Background: Adverse family experiences in early life are associated with subsequent psychopathology. This study adds to the growing body of work exploring the nature and associations between adverse experiences over the childhood years.
Methods: Primary carers of 1143 randomly recruited 14-year olds in Cambridgeshire and Suffolk, UK were interviewed using the Cambridge Early Experiences Interview (CAMEEI) to assess family-focused adversities. Adversities were recorded retrospectively in three time periods (early and later childhood and early adolescence). Latent Class Analysis (LCA) grouped individuals into adversity classes for each time period and longitudinally. Adolescents were interviewed to generate lifetime DSM-IV diagnoses using the K-SADS-PL. The associations between adversity class and diagnoses were explored.

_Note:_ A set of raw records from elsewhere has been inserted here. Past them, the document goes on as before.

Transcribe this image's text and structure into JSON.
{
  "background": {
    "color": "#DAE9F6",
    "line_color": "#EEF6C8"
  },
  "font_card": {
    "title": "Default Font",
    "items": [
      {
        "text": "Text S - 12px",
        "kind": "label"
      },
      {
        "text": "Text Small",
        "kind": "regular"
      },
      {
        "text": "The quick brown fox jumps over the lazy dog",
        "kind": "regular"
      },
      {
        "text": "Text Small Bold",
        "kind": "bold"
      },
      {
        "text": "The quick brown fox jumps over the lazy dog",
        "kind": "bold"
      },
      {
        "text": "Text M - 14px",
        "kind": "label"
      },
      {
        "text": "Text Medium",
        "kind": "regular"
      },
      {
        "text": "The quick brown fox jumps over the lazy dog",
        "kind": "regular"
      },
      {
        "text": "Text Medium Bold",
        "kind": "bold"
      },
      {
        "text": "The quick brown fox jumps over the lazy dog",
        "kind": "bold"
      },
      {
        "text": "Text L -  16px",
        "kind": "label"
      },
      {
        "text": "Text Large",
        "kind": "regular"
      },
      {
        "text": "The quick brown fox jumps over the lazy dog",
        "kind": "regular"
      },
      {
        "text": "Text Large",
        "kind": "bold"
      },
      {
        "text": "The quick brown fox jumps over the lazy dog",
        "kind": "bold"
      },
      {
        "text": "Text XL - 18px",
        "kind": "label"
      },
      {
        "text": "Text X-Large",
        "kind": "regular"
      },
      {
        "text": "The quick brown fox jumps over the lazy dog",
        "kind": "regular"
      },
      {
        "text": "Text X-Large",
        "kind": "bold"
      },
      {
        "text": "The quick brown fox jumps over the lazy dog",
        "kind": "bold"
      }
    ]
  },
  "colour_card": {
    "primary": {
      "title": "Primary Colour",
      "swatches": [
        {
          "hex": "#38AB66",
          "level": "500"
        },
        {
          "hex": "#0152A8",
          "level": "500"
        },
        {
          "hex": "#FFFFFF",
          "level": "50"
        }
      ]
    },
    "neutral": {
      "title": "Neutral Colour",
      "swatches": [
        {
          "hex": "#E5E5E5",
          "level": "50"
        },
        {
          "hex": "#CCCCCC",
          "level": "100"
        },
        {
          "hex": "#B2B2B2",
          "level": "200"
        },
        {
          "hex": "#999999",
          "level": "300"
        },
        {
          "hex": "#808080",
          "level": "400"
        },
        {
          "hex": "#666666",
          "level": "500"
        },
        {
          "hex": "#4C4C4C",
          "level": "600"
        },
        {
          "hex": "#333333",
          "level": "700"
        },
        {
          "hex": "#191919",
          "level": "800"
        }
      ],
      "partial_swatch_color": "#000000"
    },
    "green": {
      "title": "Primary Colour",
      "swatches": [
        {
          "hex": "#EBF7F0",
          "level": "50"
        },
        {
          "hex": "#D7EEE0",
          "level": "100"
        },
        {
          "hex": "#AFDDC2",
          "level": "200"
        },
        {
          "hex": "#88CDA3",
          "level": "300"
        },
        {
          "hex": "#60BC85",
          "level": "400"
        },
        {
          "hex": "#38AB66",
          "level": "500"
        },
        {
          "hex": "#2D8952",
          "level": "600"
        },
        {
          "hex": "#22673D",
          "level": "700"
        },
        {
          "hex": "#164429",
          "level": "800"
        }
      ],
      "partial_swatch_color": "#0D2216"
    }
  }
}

Results: LCA generated a 4-class model for each time period and longitudinally. In early childhood 69% were allocated to a low adversity class; a moderate adversity class (19%) showed elevated rates of family loss, mild or moderate family discord, financial difficulties, maternal psychiatric illness and higher risk for paternal atypical parenting; a severe class (6%) experienced higher rates on all indicators and almost exclusively accounted for incidents of child abuse; a fourth class, characterised by atypical parenting from both parents, accounted for the remaining 7%. Class membership was fairly stable (~ 55%) over time with escape from any adversity by 14 years being uncommon. Compared to those in the low class, the odds ratio for reported psychopathology in adolescents in the severe class ranged from 8 for disruptive behaviour disorders through to 4.8 for depressions and 2.0 for anxiety disorders. Only in the low adversity class did significantly more females than males report psychopathology.
Conclusions: Family adversities in the early years occur as multiple rather than single experiences. Although some children escape adversity, for many this negative family environment persists over the first 15 years of life. Different profiles of family risk may be associated with specific mental disorders in young people. Sex differences in psychopathologies may be most pronounced in those exposed to low levels of family adversities.